Further good news: the Liverpool performance was recorded the next day for eventual release on the Deutsche Gramophone label!

Jennifer Higdon’s music is back on mid-state programs for at least two performances, both in January 2010. She’ll be here with the Cypress Quartet when they play her “Impressions” on January 23rd for Market Square Concerts. The Harrisburg Symphony will perform “SkyLine” from CityScape on their concert a week later, January 30th-31st. Beethoven’s Violin Concerto (with soloist Augustin Hadelich returning to Harrisburg) will be on that program as well.
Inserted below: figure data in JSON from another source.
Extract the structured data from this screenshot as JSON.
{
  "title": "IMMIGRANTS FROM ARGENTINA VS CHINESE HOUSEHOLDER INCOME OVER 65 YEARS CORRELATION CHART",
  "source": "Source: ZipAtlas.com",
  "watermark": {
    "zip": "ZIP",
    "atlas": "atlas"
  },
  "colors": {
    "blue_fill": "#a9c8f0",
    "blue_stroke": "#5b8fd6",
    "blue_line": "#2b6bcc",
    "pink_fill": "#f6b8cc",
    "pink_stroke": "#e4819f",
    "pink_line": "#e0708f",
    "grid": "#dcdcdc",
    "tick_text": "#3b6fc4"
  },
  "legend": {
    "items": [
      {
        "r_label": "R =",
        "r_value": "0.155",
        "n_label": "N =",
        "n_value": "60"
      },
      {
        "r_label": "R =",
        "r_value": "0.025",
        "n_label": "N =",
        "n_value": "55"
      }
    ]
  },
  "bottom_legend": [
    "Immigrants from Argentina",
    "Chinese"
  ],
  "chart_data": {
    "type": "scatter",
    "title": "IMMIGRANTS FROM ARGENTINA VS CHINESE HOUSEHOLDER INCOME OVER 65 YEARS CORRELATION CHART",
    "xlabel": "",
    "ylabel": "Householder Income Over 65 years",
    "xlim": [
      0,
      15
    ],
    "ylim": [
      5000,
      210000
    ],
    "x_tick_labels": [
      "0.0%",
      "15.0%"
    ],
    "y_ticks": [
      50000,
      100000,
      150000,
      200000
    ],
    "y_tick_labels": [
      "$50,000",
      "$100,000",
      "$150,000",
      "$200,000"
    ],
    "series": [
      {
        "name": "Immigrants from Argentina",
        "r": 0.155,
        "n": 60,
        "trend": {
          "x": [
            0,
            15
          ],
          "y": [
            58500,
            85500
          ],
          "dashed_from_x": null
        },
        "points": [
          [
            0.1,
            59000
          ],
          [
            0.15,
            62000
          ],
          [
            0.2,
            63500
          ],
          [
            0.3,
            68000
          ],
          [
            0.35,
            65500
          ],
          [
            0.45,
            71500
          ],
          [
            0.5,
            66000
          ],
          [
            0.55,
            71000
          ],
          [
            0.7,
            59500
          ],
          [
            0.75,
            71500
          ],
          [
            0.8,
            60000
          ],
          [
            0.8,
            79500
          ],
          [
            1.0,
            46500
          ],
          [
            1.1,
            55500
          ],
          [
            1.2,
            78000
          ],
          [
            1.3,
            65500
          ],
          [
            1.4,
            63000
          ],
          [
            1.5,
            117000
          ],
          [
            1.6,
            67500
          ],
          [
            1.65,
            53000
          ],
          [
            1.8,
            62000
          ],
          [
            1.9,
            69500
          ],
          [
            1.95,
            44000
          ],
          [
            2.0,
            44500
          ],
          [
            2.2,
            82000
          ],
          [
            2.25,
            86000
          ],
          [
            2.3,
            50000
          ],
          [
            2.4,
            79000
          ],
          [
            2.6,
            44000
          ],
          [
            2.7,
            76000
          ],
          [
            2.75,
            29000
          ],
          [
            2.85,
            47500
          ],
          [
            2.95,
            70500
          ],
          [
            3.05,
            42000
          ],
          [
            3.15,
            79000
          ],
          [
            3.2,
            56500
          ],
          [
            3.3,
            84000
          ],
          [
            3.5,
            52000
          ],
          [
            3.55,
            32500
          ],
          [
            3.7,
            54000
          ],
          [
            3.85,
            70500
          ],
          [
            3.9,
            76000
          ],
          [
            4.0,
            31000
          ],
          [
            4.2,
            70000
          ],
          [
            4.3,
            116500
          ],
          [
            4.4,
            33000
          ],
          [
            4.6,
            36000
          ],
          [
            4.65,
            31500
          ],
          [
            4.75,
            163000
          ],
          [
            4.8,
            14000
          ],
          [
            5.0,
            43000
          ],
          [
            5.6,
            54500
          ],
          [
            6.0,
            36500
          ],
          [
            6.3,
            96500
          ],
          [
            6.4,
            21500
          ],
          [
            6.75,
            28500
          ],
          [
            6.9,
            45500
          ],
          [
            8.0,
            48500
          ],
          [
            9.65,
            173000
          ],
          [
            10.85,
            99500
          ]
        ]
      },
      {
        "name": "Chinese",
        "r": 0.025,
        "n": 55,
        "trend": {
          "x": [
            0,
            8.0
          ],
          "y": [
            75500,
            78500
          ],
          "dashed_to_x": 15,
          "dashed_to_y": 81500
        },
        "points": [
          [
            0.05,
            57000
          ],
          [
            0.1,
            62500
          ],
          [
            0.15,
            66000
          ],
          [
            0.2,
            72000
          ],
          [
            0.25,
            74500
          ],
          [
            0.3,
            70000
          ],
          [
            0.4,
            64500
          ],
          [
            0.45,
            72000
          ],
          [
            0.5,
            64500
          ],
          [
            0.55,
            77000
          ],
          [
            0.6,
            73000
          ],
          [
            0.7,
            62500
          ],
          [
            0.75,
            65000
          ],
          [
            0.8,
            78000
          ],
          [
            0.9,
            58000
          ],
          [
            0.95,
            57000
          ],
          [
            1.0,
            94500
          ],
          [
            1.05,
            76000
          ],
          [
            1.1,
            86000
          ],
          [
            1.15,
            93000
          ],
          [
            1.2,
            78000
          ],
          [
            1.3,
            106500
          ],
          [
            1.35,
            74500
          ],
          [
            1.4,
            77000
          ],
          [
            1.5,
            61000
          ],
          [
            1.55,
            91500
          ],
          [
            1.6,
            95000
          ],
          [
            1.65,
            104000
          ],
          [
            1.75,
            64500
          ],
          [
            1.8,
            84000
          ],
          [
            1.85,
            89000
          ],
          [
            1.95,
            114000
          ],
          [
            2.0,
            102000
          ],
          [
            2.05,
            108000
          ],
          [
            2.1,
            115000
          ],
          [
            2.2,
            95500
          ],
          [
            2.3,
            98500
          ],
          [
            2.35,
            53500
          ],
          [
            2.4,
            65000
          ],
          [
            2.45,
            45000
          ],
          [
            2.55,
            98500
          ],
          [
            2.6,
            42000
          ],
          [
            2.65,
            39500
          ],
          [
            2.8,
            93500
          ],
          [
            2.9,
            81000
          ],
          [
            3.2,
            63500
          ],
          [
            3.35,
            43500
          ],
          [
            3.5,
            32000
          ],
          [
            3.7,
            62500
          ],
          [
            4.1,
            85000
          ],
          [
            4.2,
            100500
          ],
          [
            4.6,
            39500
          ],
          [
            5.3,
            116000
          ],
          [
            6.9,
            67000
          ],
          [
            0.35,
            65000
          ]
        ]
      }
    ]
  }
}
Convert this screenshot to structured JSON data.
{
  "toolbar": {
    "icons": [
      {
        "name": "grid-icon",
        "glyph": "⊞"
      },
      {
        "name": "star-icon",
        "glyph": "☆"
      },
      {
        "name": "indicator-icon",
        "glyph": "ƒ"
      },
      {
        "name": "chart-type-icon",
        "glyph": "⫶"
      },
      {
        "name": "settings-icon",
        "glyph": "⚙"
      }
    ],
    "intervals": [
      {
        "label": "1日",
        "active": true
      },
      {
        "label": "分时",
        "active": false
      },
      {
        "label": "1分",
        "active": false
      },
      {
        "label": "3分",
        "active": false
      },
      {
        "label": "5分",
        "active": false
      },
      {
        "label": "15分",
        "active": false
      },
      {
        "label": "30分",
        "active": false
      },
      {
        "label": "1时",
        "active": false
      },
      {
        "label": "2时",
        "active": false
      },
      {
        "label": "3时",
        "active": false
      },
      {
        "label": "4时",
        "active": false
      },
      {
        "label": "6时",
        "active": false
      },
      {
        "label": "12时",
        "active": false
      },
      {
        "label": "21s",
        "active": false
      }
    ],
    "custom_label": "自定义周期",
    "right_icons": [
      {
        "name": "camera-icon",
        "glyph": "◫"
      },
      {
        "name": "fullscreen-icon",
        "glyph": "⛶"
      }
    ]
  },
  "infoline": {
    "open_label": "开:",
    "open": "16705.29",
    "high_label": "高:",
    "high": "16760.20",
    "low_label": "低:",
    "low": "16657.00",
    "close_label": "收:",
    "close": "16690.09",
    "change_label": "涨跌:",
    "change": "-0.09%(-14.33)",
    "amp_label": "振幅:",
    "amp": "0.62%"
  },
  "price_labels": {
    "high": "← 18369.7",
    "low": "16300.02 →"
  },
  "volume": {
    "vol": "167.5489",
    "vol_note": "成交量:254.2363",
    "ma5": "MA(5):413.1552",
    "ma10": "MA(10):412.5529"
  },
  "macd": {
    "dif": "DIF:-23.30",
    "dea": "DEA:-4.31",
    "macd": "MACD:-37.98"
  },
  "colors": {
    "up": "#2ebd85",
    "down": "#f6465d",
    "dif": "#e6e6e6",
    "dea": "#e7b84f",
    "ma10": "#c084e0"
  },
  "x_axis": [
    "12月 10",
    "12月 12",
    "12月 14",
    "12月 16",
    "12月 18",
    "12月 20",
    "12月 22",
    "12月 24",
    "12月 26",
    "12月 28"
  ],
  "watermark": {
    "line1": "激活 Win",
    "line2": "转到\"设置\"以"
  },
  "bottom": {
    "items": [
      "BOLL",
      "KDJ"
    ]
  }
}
Imagine if you had a chance to hear Beethoven talking (or even writing) about how he wrote his Violin Concerto for Franz Clement who gave it its premiere (preferably recorded before the concert which was something of a disaster: it took another generation before this concerto became anything near the staple in the repertoire it is today). Hilary Hahn, who was a student of Jennifer Higdon’s at Curtis and who commissioned the concerto, interviewed her in this video available on (where else?) YouTube:

You can also listen to an NPR interview from Weekend Edition on May 23rd with conductor Marin Alsop talking with Jennifer about this week’s concerts in Baltimore.

Here are some other reviews and comments about the new concerto following its premiere: Mary Ellen Hutton blogging in Cincinnati and James Tobin at, including this Portland OR interview by James Bash for The Gathering Note with Jennifer about creativity in general and this segment from a PBS documentary called “Being Creative in Philadelphia.”